Elasticsearch Elasticsearch String Contains Substring: Advanced Query Techniques

By Opster Team

Updated: Nov 2, 2023

| 2 min read

Introduction

Searching for documents containing specific substrings within a field is a common requirement in Elasticsearch. In this article, we will explore advanced techniques for querying Elasticsearch to find documents where a field contains a specific substring. We will discuss the use of query_string, match_phrase, and wildcard queries, as well as the use of analyzers and tokenizers to improve search accuracy. If you want to learn about Elasticsearch keyword vs. text, check out this guide.

1. Query String Query

The query_string query is a powerful and flexible way to search for documents containing a specific substring. It allows you to use the Lucene query syntax, which provides a wide range of search options. Here’s an example of a query_string query that searches for documents containing the substring “example”:

GET /_search
{
  "query": {
    "query_string": {
      "query": "*example*"
    }
  }
}

In this example, the asterisks (*) are used as wildcard characters, which match any sequence of characters. The query_string query will return documents containing the substring “example” in any field. Beware, though, as leading wildcards can be detrimental to your cluster performance.

2. Match Phrase Query

The match_phrase query is another option for searching for documents containing a specific substring. It searches for the exact phrase within a field, and it can be used with the slop parameter to allow for variations in word order. Here’s an example of a match_phrase query that searches for documents containing the substring “quick brown”:

GET /_search
{
  "query": {
    "match_phrase": {
      "field_name": "quick brown"
    }
  }
}

In this example, the match_phrase query will return documents containing the exact phrase “quick brown” in the specified field.

3. Wildcard Query

The wildcard query is a simple way to search for documents containing a specific substring. It uses wildcard characters to match any sequence of characters within a field. Here’s an example of a wildcard query that searches for documents containing the substring “exam”:

GET /_search
{
  "query": {
    "wildcard": {
      "field_name": "*exam*"
    }
  }
}

In this example, the wildcard query will return documents containing the substring “exam” in the specified field. In this case, you also need to pay special attention when using leading wildcards in a wildcard query as this can slow down your search performance.

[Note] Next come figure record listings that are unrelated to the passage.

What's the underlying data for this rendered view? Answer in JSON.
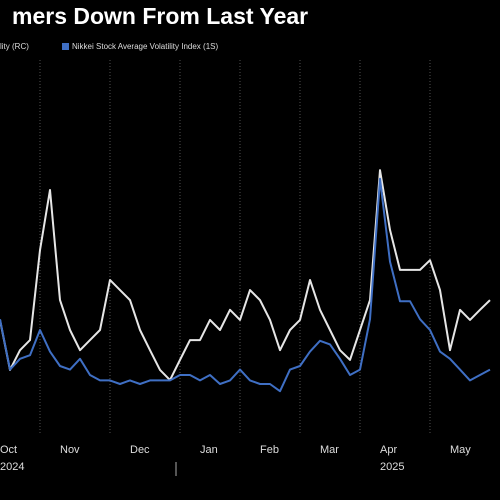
{
  "chart_data": {
    "type": "line",
    "title": "mers Down From Last Year",
    "categories": [
      null,
      "Oct",
      null,
      null,
      null,
      null,
      null,
      "Nov",
      null,
      null,
      null,
      null,
      null,
      null,
      "Dec",
      null,
      null,
      null,
      null,
      null,
      null,
      "Jan",
      null,
      null,
      null,
      null,
      null,
      "Feb",
      null,
      null,
      null,
      null,
      null,
      "Mar",
      null,
      null,
      null,
      null,
      null,
      "Apr",
      null,
      null,
      null,
      null,
      null,
      null,
      "May",
      null,
      null,
      null
    ],
    "category_years": [
      null,
      "2024",
      null,
      null,
      null,
      null,
      null,
      null,
      null,
      null,
      null,
      null,
      null,
      null,
      null,
      null,
      null,
      null,
      null,
      null,
      null,
      null,
      null,
      null,
      null,
      null,
      null,
      null,
      null,
      null,
      null,
      null,
      null,
      null,
      null,
      null,
      null,
      null,
      null,
      "2025",
      null,
      null,
      null,
      null,
      null,
      null,
      null,
      null,
      null,
      null
    ],
    "ylim": [
      0,
      100
    ],
    "grid": true,
    "series": [
      {
        "name": "lity (RC)",
        "color": "#e6e6e6",
        "values": [
          27.8,
          13.9,
          19.4,
          22.2,
          47.2,
          63.9,
          33.3,
          25,
          19.4,
          22.2,
          25,
          38.9,
          36.1,
          33.3,
          25,
          19.4,
          13.9,
          11.1,
          16.7,
          22.2,
          22.2,
          27.8,
          25,
          30.6,
          27.8,
          36.1,
          33.3,
          27.8,
          19.4,
          25,
          27.8,
          38.9,
          30.6,
          25,
          19.4,
          16.7,
          25,
          33.3,
          69.4,
          52.8,
          41.7,
          41.7,
          41.7,
          44.4,
          36.1,
          19.4,
          30.6,
          27.8,
          30.6,
          33.3
        ]
      },
      {
        "name": "Nikkei Stock Average Volatility Index (1S)",
        "color": "#3f6fc4",
        "values": [
          28,
          14,
          17,
          18,
          25,
          19,
          15,
          14,
          17,
          12.5,
          11,
          11,
          10,
          11,
          10,
          11,
          11,
          11,
          12.5,
          12.5,
          11,
          12.5,
          10,
          11,
          14,
          11,
          10,
          10,
          8,
          14,
          15,
          19,
          22,
          21,
          17,
          12.5,
          14,
          28,
          67,
          44,
          33,
          33,
          28,
          25,
          19,
          17,
          14,
          11,
          12.5,
          14
        ]
      }
    ]
  }
}
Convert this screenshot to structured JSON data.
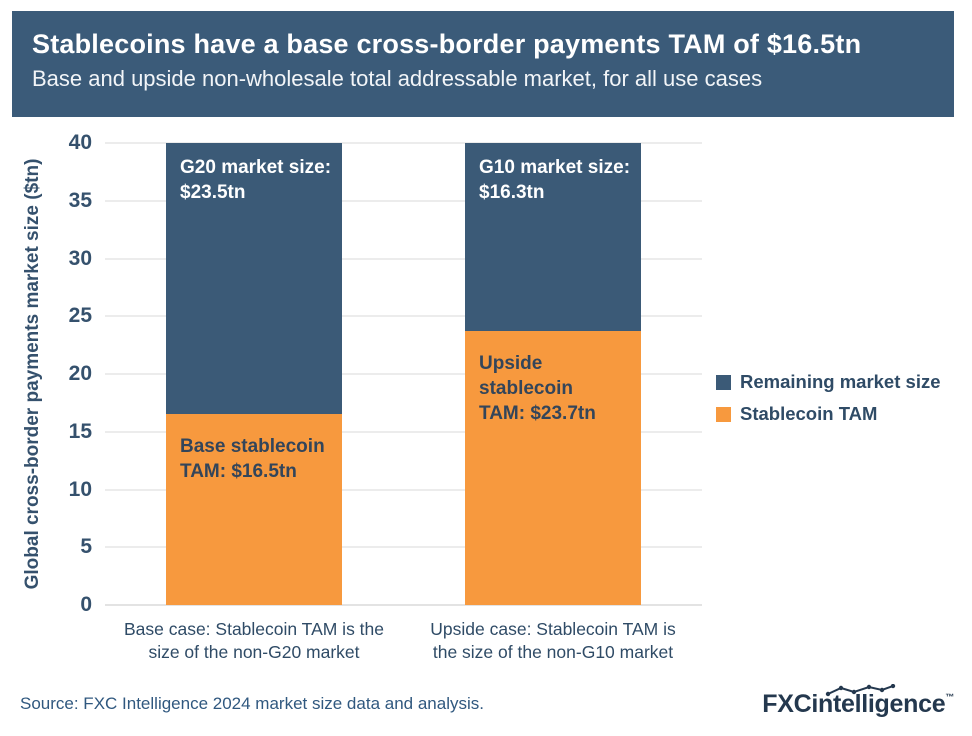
{
  "header": {
    "title": "Stablecoins have a base cross-border payments TAM of $16.5tn",
    "subtitle": "Base and upside non-wholesale total addressable market, for all use cases"
  },
  "chart_data": {
    "type": "bar",
    "stacked": true,
    "title": "Stablecoins have a base cross-border payments TAM of $16.5tn",
    "xlabel": "",
    "ylabel": "Global cross-border payments market size ($tn)",
    "ylim": [
      0,
      40
    ],
    "yticks": [
      0,
      5,
      10,
      15,
      20,
      25,
      30,
      35,
      40
    ],
    "grid": true,
    "legend_position": "right",
    "categories": [
      [
        "Base case: Stablecoin TAM is the",
        "size of the non-G20 market"
      ],
      [
        "Upside case: Stablecoin TAM is",
        "the size of the non-G10 market"
      ]
    ],
    "series": [
      {
        "name": "Stablecoin TAM",
        "color": "#F7993E",
        "label_color": "#33455A",
        "values": [
          16.5,
          23.7
        ],
        "bar_labels": [
          [
            "Base stablecoin",
            "TAM: $16.5tn"
          ],
          [
            "Upside stablecoin",
            "TAM: $23.7tn"
          ]
        ]
      },
      {
        "name": "Remaining market size",
        "color": "#3B5A77",
        "label_color": "#FFFFFF",
        "values": [
          23.5,
          16.3
        ],
        "bar_labels": [
          [
            "G20 market size:",
            "$23.5tn"
          ],
          [
            "G10 market size:",
            "$16.3tn"
          ]
        ]
      }
    ]
  },
  "legend": {
    "items": [
      {
        "label": "Remaining market size",
        "color": "#3B5A77"
      },
      {
        "label": "Stablecoin TAM",
        "color": "#F7993E"
      }
    ]
  },
  "footer": {
    "source": "Source: FXC Intelligence 2024 market size data and analysis.",
    "logo_bold": "FXC",
    "logo_rest": "intelligence",
    "logo_tm": "™"
  }
}
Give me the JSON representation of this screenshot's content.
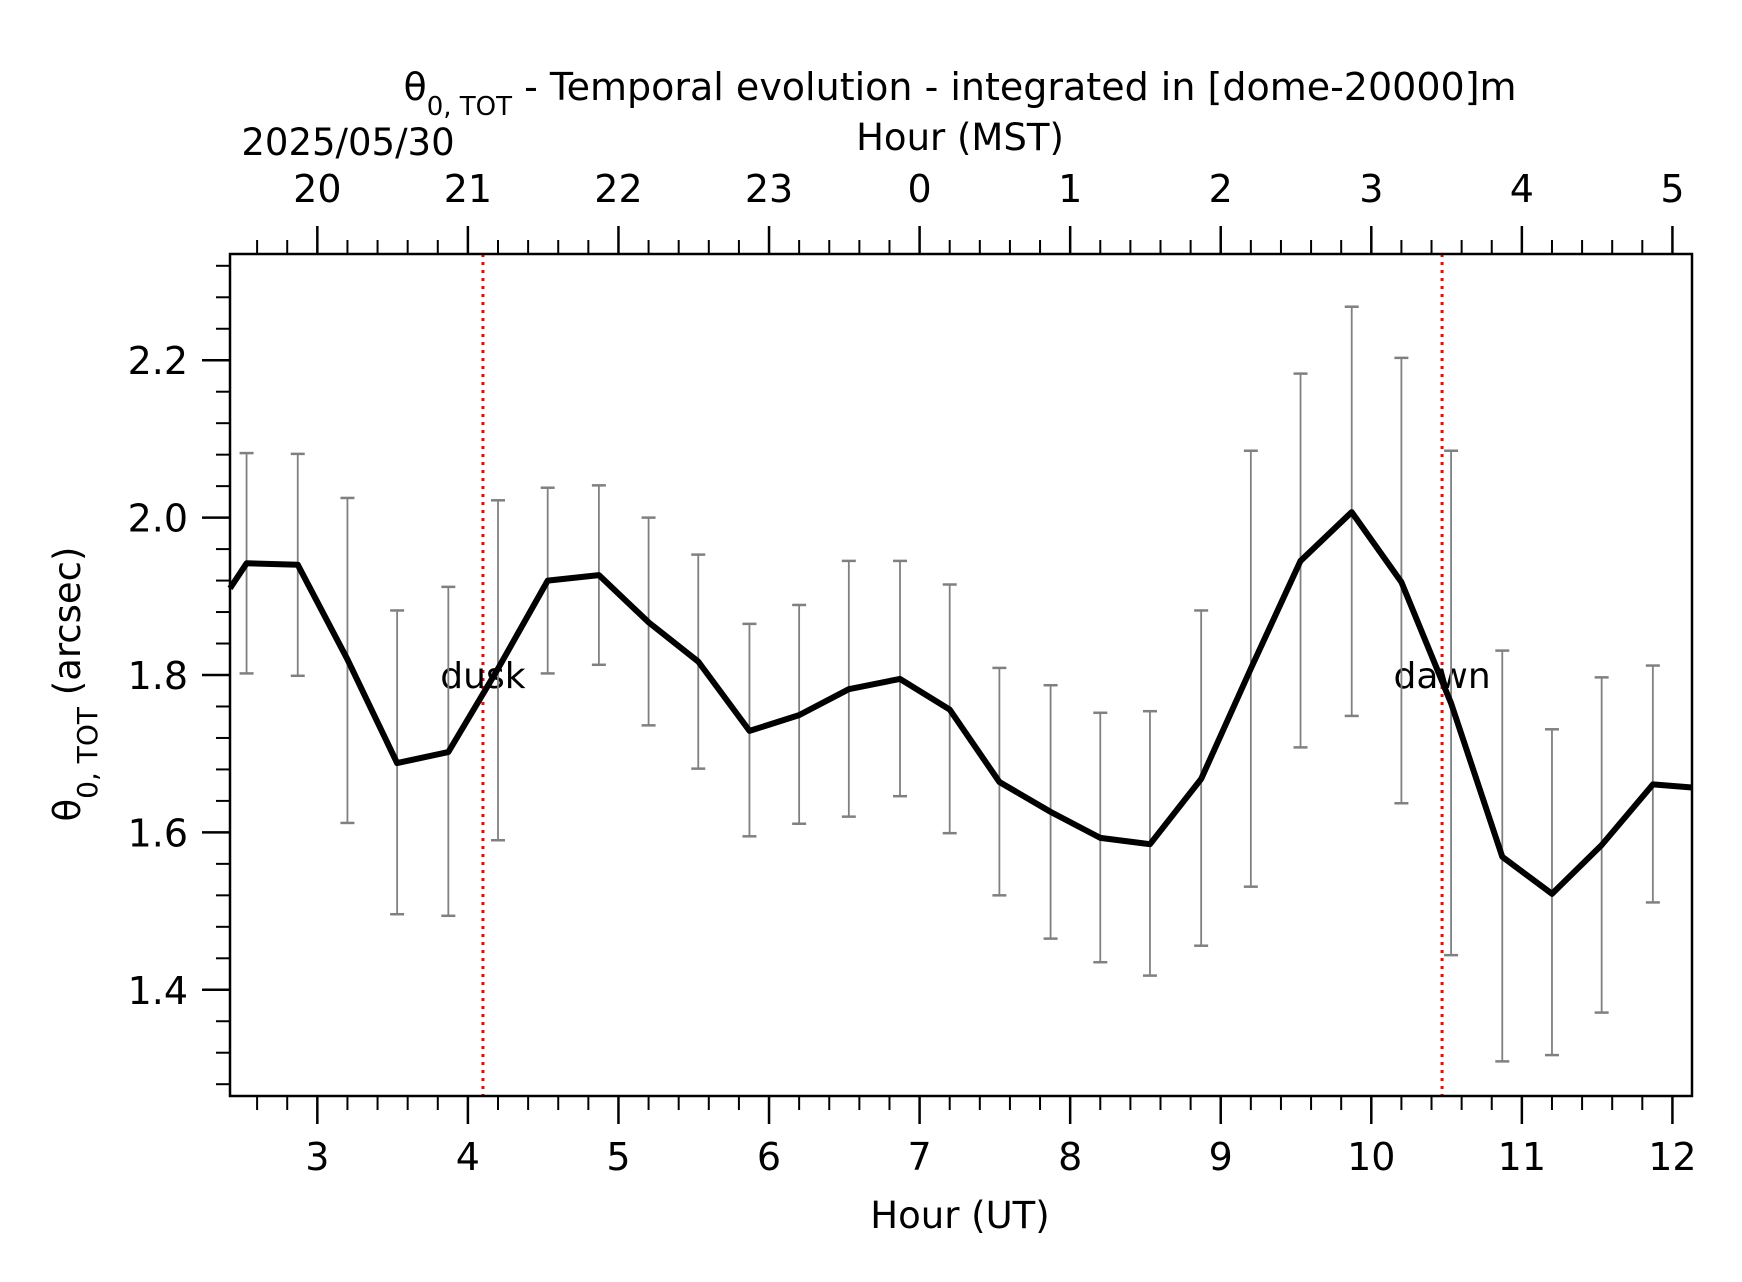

4. Analyzers and Tokenizers

To improve the accuracy of substring searches, you can use analyzers and tokenizers to process the text in your documents. Analyzers are responsible for breaking down text into tokens, which are then used for indexing and searching. Tokenizers are a component of analyzers that split text into individual tokens.

For example, you can use the n-gram tokenizer to create tokens of varying lengths from the input text. This can help improve the accuracy of substring searches by allowing Elasticsearch to match substrings of different lengths. Here’s an example of how to create a custom analyzer with an n-gram tokenizer:

PUT /my_index
{
  "settings": {
    "analysis": {
      "analyzer": {
        "my_analyzer": {
          "tokenizer": "my_tokenizer"
        }
      },
      "tokenizer": {
        "my_tokenizer": {
          "type": "ngram",
          "min_gram": 3,
          "max_gram": 5
        }
      }
    }
  }
}

In this example, the custom analyzer uses an n-gram tokenizer with a minimum token length of 3 and a maximum token length of 5. You can then use this custom analyzer when indexing your documents and when performing substring searches.

Conclusion

Elasticsearch provides several advanced techniques for querying documents containing specific substrings. By using query_string, match_phrase, and wildcard queries, as well as custom analyzers and tokenizers, you can improve the accuracy and flexibility of your substring searches. Experiment with these techniques to find the best approach for your specific use case and dataset.